Ricardo's car rental offers five different types of vehicles, compact cars (CC), midsize cars (MC), sport utility vehicles (SUV), vans (V), and luxury cars (L).

Historically, if a random individual comes to rent a vehicle, the following probabilities apply:

P(CC) = 0.16

P(MC) = 0.38

P(SUV) = 0.12

P(V) = 0.24

1. Find the probability that an individual would rent a sport utility vehicle (SUV) or a van (V). Show your answer as a decimal. Do not show the answer as a probability.

2. Find the probability that an individual does not rent a midsize car (MC). Show your answer as a decimal; do not show your answer as a percent.

3. Consider the next three individuals who rent cars. (Assume they come in randomly and do not know each other.) Find the probability that none of the three rents a midsize car (MC). Show your results as a decimal rounded to six decimal places; do not show your answer as a percent.

4. Consider the next three individuals who rent cars. (Assume they come in randomly and do not know each other.) Find the probability that at least one of the three individuals would rents a compact car (CC). Show your answer to 6 decimal places. Do not show the answer as a percent.

5. Two people arrive to rent cars. What is the probability that neither person rents a sport utility van (SUV)? Show your answer as a decimal with four decimal places; do not show your answer as a percent.

I am lost on how to find the answer to these questions...

Probabilities only add to .90. Is the remaining .10 people who decided not to rent, or do you have a typo?

1. Either-or probabilities are found by adding the individual probabilities.

2. .16 + .12 + .24 = ?

3. If the events are independent, the probability of both/all events occurring is determined by multiplying the probabilities of the individual events.

(answer to 2)^3 = ?

4. At least one = one, two or all rent CC. Use principles above.

5. Use principles above.

No typo, that is how the question reads.

Can you check my answers?

1. 0.54
2. 0.52
3. 0.140608
4. 0.405224
5. 0.4746

1. SUV = .12, V = .24.

.12 + .24 ≠ .54

2. right

3. right, however, there is a problem with the missing .10. If it is included, it would be (1-.38)^3. = .62^3 = .388244

4. .16 + .16^2 + .16^3 = .238328

5. again to include the .10, (1-.12)^2 = .88^2 = .7744

To find the answers to these questions, we need to use the probabilities given for each type of vehicle. Let's go through each question step by step:

1. To find the probability that an individual would rent a sport utility vehicle (SUV) or a van (V), we need to add the probabilities of renting an SUV and a van together.

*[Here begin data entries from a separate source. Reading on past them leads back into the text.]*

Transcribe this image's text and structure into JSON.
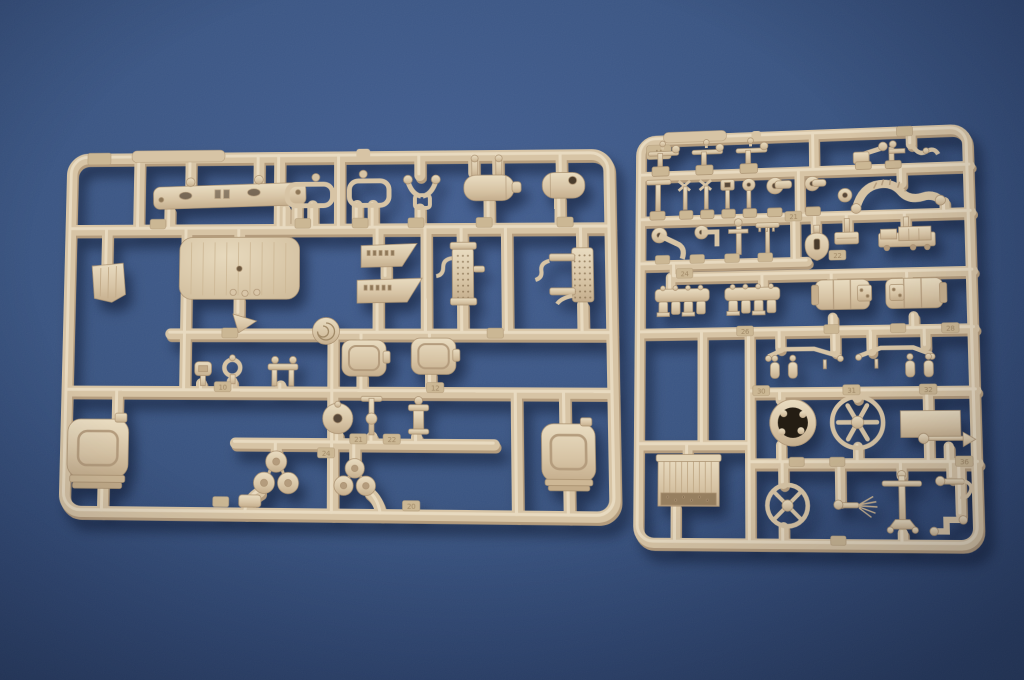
{
  "scene": {
    "description": "Product photograph of two tan injection-molded plastic model kit sprues (part trees) lying on textured dark blue paper, lit softly from the upper left with drop shadows falling to the lower right.",
    "background": {
      "base_color": "#35507f",
      "center_glow": "#3f5b8e",
      "edge_vignette": "#263b61"
    },
    "plastic": {
      "base": "#d7c4a5",
      "highlight": "#ecdfc5",
      "shadow": "#b49c7d",
      "hole_dark": "#574839"
    }
  },
  "left_sprue": {
    "note": "large sprue, frame letter not readable",
    "tags": [
      {
        "label": "10"
      },
      {
        "label": "12"
      },
      {
        "label": "21"
      },
      {
        "label": "22"
      },
      {
        "label": "24"
      },
      {
        "label": "20"
      }
    ],
    "parts": [
      "front brace bar",
      "ribbed roof panel",
      "mud flap",
      "window frame",
      "window frame",
      "handle bracket",
      "twin-prong air tank",
      "drilled air tank",
      "tread plate",
      "tread plate",
      "radiator core with pipes",
      "radiator core with pipes",
      "coiled ring",
      "hinged hatch cover",
      "hinged hatch cover",
      "cap post",
      "ring post",
      "bench bracket",
      "domed cap",
      "tee post",
      "cable spool",
      "reel cluster",
      "reel cluster",
      "fuel can",
      "fuel can",
      "stowage wedge",
      "rail block"
    ]
  },
  "right_sprue": {
    "corner_mark": "H",
    "tags": [
      {
        "label": "21"
      },
      {
        "label": "22"
      },
      {
        "label": "24"
      },
      {
        "label": "26"
      },
      {
        "label": "28"
      },
      {
        "label": "30"
      },
      {
        "label": "31"
      },
      {
        "label": "32"
      },
      {
        "label": "36"
      }
    ],
    "parts": [
      "signal lever",
      "signal lever",
      "signal lever",
      "crank arm",
      "post arm",
      "s-hook",
      "corner hose",
      "tee handle",
      "cross valve",
      "cross valve",
      "box valve",
      "round valve",
      "flanged elbow",
      "flanged elbow",
      "ribbed hose",
      "crank elbow",
      "pipe elbow",
      "tee post",
      "rake arm",
      "spade",
      "strap plate",
      "receiver box",
      "exhaust manifold",
      "exhaust manifold",
      "pump cylinder",
      "pump cylinder",
      "axle tree with bottles",
      "axle tree with bottles",
      "corrugated crate",
      "ring drum",
      "six-spoke fan",
      "flat plate",
      "cone rod",
      "steering wheel",
      "brush rod",
      "jack stand",
      "hook rod",
      "z-pipe"
    ]
  }
}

P(SUV or V) = P(SUV) + P(V) = 0.12 + 0.24 = 0.36

Therefore, the probability is 0.36.

2. To find the probability that an individual does not rent a midsize car (MC), we have to subtract the probability of renting a midsize car from 1 (since the sum of all probabilities should equal 1).

P(not MC) = 1 - P(MC) = 1 - 0.38 = 0.62

Therefore, the probability is 0.62.

3. To find the probability that none of the three individuals rents a midsize car (MC), we need to multiply the probabilities of each individual not renting a midsize car.

P(none MC) = P(not MC) x P(not MC) x P(not MC) = 0.62 x 0.62 x 0.62 ≈ 0.238328

Therefore, the probability is approximately 0.238328.

4. To find the probability that at least one of the three individuals would rent a compact car (CC), we need to find the probability of the complement event - the probability that none of the three individuals rent a compact car - and subtract it from 1.

P(at least one CC) = 1 - P(none CC)

To find P(none CC), we can use the multiplication rule. Since each individual is independent of the others, we multiply their individual probabilities of not renting a compact car.

P(none CC) = P(not CC) x P(not CC) x P(not CC) = (1 - P(CC)) x (1 - P(CC)) x (1 - P(CC))
= (1 - 0.16) x (1 - 0.16) x (1 - 0.16) ≈ 0.491776

Therefore, P(at least one CC) = 1 - 0.491776 ≈ 0.508224.

So, the probability is approximately 0.508224.

5. To find the probability that neither person rents a sport utility vehicle (SUV), we need to multiply the probabilities of each person not renting an SUV.

P(neither SUV) = P(not SUV) x P(not SUV)

P(not SUV) = 1 - P(SUV) = 1 - 0.12 = 0.88

P(neither SUV) = 0.88 x 0.88 = 0.7744

Therefore, the probability is 0.7744.

I hope this helps you understand how to find the answers to these questions. Let me know if you have any further questions!